Americans are wondering how to protect themselves against smoke inhalation as over 93 million people across 18 states have been affected by pollution from Canadian wildfires, and many are wearing masks.
The Centers for Disease Control and Prevention on Thursday morning advised that properly wearing a respirator mask could be effective against the damaging health consequences of wildfire smoke, as an alternative to staying indoors.
Air pollution is responsible for 100,000 deaths in the United States per year, according to the National Weather Service.
Why is wildfire smoke dangerous?
Although the physical destruction and material cost of fighting wildfires is obvious, the health effects of wildfire smoke are less apparent but also deleterious — and pervasive.
Wildfire smoke consists of toxic air pollutants, such as carbon monoxide, and particulate matter, or dust, soot, ash, and other various chemicals. Particulate matter makes up at least 80% of wildfire smoke.
“[T]he same harmful particulate matter and gasses that are in tobacco smoke are in wildfire smoke,” explained Dr. John Balmes, a pulmonologist at the University of California Berkeley School of Public Health, in an interview with the Washington Examiner.
Dr. Mary Prunicki, director of air pollution and health research at the Sean N. Parker Center for Allergy and Asthma Research at Stanford University, told the Washington Examiner that anyone can experience serious health consequences from exposure to wildfire smoke.
"After a wildfire, you’ll see increases in emergency room visits and hospitalizations for respiratory events — things like asthma exacerbation, COPD exacerbation, or bronchitis and pneumonia. You see that in the very young — up to age five — as well as the elderly, and anybody with a preexisting condition,” Prunicki said.
What are the highest risk factors for complications?
Roughly 83 million Americans suffer from a condition that would put them at a greater risk of developing more severe complications from smoke exposure, putting them in the “sensitive group,” according to Environmental Protection Agency and National Oceanic and Atmospheric Administration standards.
Diabetes is also a comorbidity for adverse health outcomes during episodes of diminished air quality. Nearly 29 million Americans have been diagnosed with diabetes, and 96 million have been diagnosed with pre-diabetes based on blood glucose readings.
Pregnant women are also at severe risk of developing birth complications due to wildfire smoke. A 2021 study found that women who have not built up a tolerance to recurrent air pollution are more likely to experience premature birth and low birth weights.
“Very pregnant women are one of the vulnerable populations, just like the elderly, the very young, those with preexisting conditions, homeless people — those groups that really need to pay more attention to exposure to the smoke,” Prunicki said.
Do masks work against wildfire smoke?
If staying indoors is not an option, the EPA and CDC recommend wearing an N95 or P100 respirator mask to filter out the particulate matter that makes wildfire smoke especially toxic.

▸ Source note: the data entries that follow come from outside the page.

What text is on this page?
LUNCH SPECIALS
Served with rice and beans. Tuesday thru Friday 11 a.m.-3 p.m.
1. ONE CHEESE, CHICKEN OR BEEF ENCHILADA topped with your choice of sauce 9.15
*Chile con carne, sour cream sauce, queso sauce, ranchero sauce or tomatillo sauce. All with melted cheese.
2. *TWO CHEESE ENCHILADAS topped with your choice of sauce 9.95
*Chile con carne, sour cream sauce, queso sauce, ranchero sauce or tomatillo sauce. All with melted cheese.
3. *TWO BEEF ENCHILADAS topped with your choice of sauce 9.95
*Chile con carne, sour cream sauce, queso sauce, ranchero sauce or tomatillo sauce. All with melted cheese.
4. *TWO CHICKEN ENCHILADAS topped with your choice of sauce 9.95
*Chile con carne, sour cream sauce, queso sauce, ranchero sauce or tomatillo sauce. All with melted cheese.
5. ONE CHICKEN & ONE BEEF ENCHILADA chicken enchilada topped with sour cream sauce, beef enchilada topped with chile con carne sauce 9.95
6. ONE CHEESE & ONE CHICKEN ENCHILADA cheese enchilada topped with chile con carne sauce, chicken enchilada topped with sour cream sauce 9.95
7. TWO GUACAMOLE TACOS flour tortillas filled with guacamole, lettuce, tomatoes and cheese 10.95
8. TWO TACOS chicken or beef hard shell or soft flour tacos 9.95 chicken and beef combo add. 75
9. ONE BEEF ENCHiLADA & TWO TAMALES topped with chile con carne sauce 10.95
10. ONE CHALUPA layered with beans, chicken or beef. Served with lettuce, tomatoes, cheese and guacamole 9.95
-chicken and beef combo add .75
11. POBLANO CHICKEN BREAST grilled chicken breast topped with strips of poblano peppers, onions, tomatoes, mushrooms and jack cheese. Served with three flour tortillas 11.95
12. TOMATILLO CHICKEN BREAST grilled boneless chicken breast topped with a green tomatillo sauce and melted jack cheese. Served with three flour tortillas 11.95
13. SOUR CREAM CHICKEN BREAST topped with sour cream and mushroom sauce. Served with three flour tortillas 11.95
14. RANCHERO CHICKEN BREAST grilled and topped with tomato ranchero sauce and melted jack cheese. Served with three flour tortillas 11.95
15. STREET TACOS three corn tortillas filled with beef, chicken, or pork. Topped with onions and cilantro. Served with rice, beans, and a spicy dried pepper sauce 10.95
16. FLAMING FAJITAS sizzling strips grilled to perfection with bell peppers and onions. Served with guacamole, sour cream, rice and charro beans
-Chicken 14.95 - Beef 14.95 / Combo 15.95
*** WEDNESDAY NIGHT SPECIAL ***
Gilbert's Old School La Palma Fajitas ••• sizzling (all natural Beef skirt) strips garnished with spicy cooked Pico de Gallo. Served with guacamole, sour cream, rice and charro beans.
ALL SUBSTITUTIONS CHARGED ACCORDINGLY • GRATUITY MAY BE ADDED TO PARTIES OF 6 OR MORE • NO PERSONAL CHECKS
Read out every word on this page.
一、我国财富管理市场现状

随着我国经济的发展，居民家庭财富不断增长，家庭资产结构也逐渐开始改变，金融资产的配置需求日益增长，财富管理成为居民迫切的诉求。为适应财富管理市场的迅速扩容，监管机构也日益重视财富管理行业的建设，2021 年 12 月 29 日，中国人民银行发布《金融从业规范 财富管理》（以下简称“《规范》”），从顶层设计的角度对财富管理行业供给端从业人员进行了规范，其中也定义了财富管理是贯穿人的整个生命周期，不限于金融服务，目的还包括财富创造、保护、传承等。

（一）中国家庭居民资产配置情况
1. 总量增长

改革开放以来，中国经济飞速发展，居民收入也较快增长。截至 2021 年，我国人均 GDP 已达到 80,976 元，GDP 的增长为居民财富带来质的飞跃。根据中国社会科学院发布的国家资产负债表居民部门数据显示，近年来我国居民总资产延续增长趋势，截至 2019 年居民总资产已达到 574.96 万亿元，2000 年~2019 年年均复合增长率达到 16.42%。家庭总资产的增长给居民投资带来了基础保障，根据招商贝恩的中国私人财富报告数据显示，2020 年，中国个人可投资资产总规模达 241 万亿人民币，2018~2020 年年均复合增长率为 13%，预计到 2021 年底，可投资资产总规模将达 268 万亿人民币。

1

Although there remains significant controversy as to the effectiveness of N95 masks against the SARS-CoV–2 virus, ranging from 0.07-0.09 microns, particulate matter from wildfire smoke is significantly larger.
The EPA identifies that the majority of the toxins in wildfire smoke are fine particulate matter, which ranges from 0.1-2.5 microns. There are also trace elements of coarse particulate matter in wildfire smoke, which can be up to 10 microns in size.
“Cloth (wet or dry), paper masks, and tissues will NOT filter out wildfire smoke,” says the EPA.
Are there other public health recommendations?
The CDC and EPA recommend staying indoors or evacuating affected areas if possible.
“Use a respirator only after first trying other, more effective methods to avoid smoke. That includes staying indoors and reducing activity," according to the EPA.
Outdoor exercise during dangerous air quality conditions should also be avoided.
“The worst thing to do is to go exercise like running or biking when the air quality is bad, because that increases your dose of exposure to the wildfire smoke. People often start breathing through the mouth and bypass the filtering mechanism of the nose,” Balmes said.